Normal Stresses & strains in three dimensions

It is also known as Concept of uni-axial loading.
To finding volumetric strain we have to consider three axis of body i.e. X, Y, Z. If we apply load in any one direction then such kind of loading is called as uni-axial loading.
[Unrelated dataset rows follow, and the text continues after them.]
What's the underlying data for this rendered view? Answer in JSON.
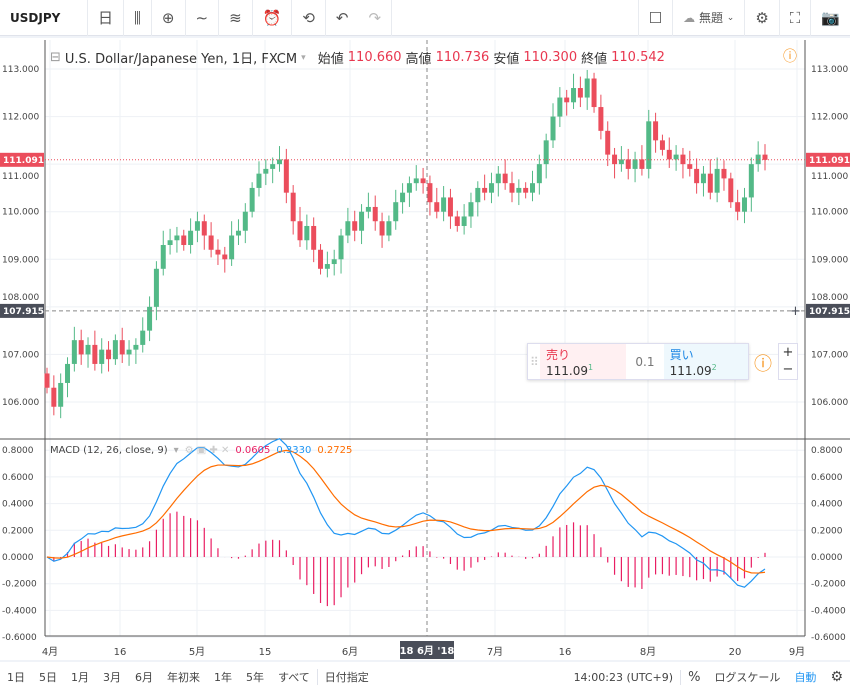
{
  "toolbar": {
    "symbol": "USDJPY",
    "interval": "日",
    "layout_name": "無題",
    "icons": [
      "candles-icon",
      "plus-circle-icon",
      "line-icon",
      "indicators-icon",
      "alert-icon",
      "replay-icon",
      "undo-icon",
      "redo-icon",
      "square-icon",
      "cloud-icon",
      "gear-icon",
      "fullscreen-icon",
      "camera-icon"
    ]
  },
  "legend": {
    "title": "U.S. Dollar/Japanese Yen, 1日, FXCM",
    "open_label": "始値",
    "open": "110.660",
    "high_label": "高値",
    "high": "110.736",
    "low_label": "安値",
    "low": "110.300",
    "close_label": "終値",
    "close": "110.542"
  },
  "price_axis": {
    "ticks": [
      "113.000",
      "112.000",
      "111.000",
      "110.000",
      "109.000",
      "108.000",
      "107.000",
      "106.000"
    ],
    "current_price": "111.091",
    "crosshair_price": "107.915"
  },
  "macd": {
    "label": "MACD (12, 26, close, 9)",
    "hist": "0.0605",
    "macd": "0.3330",
    "signal": "0.2725",
    "ticks": [
      "0.8000",
      "0.6000",
      "0.4000",
      "0.2000",
      "0.0000",
      "-0.2000",
      "-0.4000",
      "-0.6000"
    ]
  },
  "time_axis": {
    "labels": [
      "4月",
      "16",
      "5月",
      "15",
      "6月",
      "7月",
      "16",
      "8月",
      "20",
      "9月"
    ],
    "crosshair": "18 6月 '18"
  },
  "trade": {
    "sell_label": "売り",
    "sell_price": "111.09",
    "sell_sup": "1",
    "spread": "0.1",
    "buy_label": "買い",
    "buy_price": "111.09",
    "buy_sup": "2"
  },
  "bottom": {
    "ranges": [
      "1日",
      "5日",
      "1月",
      "3月",
      "6月",
      "年初来",
      "1年",
      "5年",
      "すべて"
    ],
    "date_range": "日付指定",
    "time": "14:00:23 (UTC+9)",
    "percent": "%",
    "log": "ログスケール",
    "auto": "自動"
  },
  "colors": {
    "up": "#53b987",
    "down": "#eb4d5c",
    "macd": "#2196f3",
    "signal": "#ff6d00",
    "hist": "#e91e63"
  },
  "chart_data": {
    "type": "candlestick",
    "y_range": [
      105.4,
      113.6
    ],
    "closes": [
      106.3,
      105.9,
      106.4,
      106.8,
      107.3,
      107.0,
      107.2,
      106.8,
      107.1,
      106.9,
      107.3,
      107.0,
      107.1,
      107.2,
      107.5,
      108.0,
      108.8,
      109.3,
      109.4,
      109.5,
      109.3,
      109.6,
      109.8,
      109.5,
      109.2,
      109.1,
      109.0,
      109.5,
      109.6,
      110.0,
      110.5,
      110.8,
      110.9,
      111.0,
      111.1,
      110.4,
      109.8,
      109.4,
      109.7,
      109.2,
      108.8,
      108.9,
      109.0,
      109.5,
      109.8,
      109.6,
      110.0,
      110.1,
      109.8,
      109.5,
      109.8,
      110.2,
      110.4,
      110.6,
      110.7,
      110.6,
      110.2,
      110.0,
      110.3,
      109.9,
      109.7,
      109.9,
      110.2,
      110.5,
      110.4,
      110.6,
      110.8,
      110.6,
      110.4,
      110.5,
      110.4,
      110.6,
      111.0,
      111.5,
      112.0,
      112.4,
      112.3,
      112.6,
      112.4,
      112.8,
      112.2,
      111.7,
      111.2,
      111.0,
      111.1,
      110.9,
      111.1,
      110.9,
      111.9,
      111.5,
      111.3,
      111.1,
      111.2,
      111.0,
      110.9,
      110.6,
      110.8,
      110.4,
      110.9,
      110.7,
      110.2,
      110.0,
      110.3,
      111.0,
      111.2,
      111.09
    ]
  }
}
Here consider we apply load (P) in X-direction.
Volumetric strain for rectangular bar -

Consider a rectangular bar of having dimensions length(L), breadth(b) and thickness(t) is subjected to tensile load(P) in X-direction as shown in fig.
Stress in X-direction
σ_x = ^P / _A
σ_y = σ_z = 0 ⇒(∵Due to no stress(load) in Y and Z directions.)
Now, strain in X-direction
e_x = ^σ_x / _E ⇒(∵Young's modulus E = ^s/_e)
strain in Y and Z-directions are lateral strains,
e_y = e_z = -µ X Linear strain ⇒(∵Poisson's Ratio = ^{Lateral strain} / _{Linear strain})
     = -µ X e_x
     = -µ X ^σ_x / _E
∴ Volumetric strain of bar,
e_v = ^dV / _V
     = e_x + e_y + e_z
     = ^σ_x / _E - µ X ^σ_x / _E - µ X ^σ_x / _E
     = ^σ_x / _E (1 - µ - µ)
     = ^σ_x / _E (1 - 2µ)
     = e(1 - 2µ) ⇒(∵^σ_x / _E = e_x = linear strain i.e. e)

e_v = e(1 - 2µ)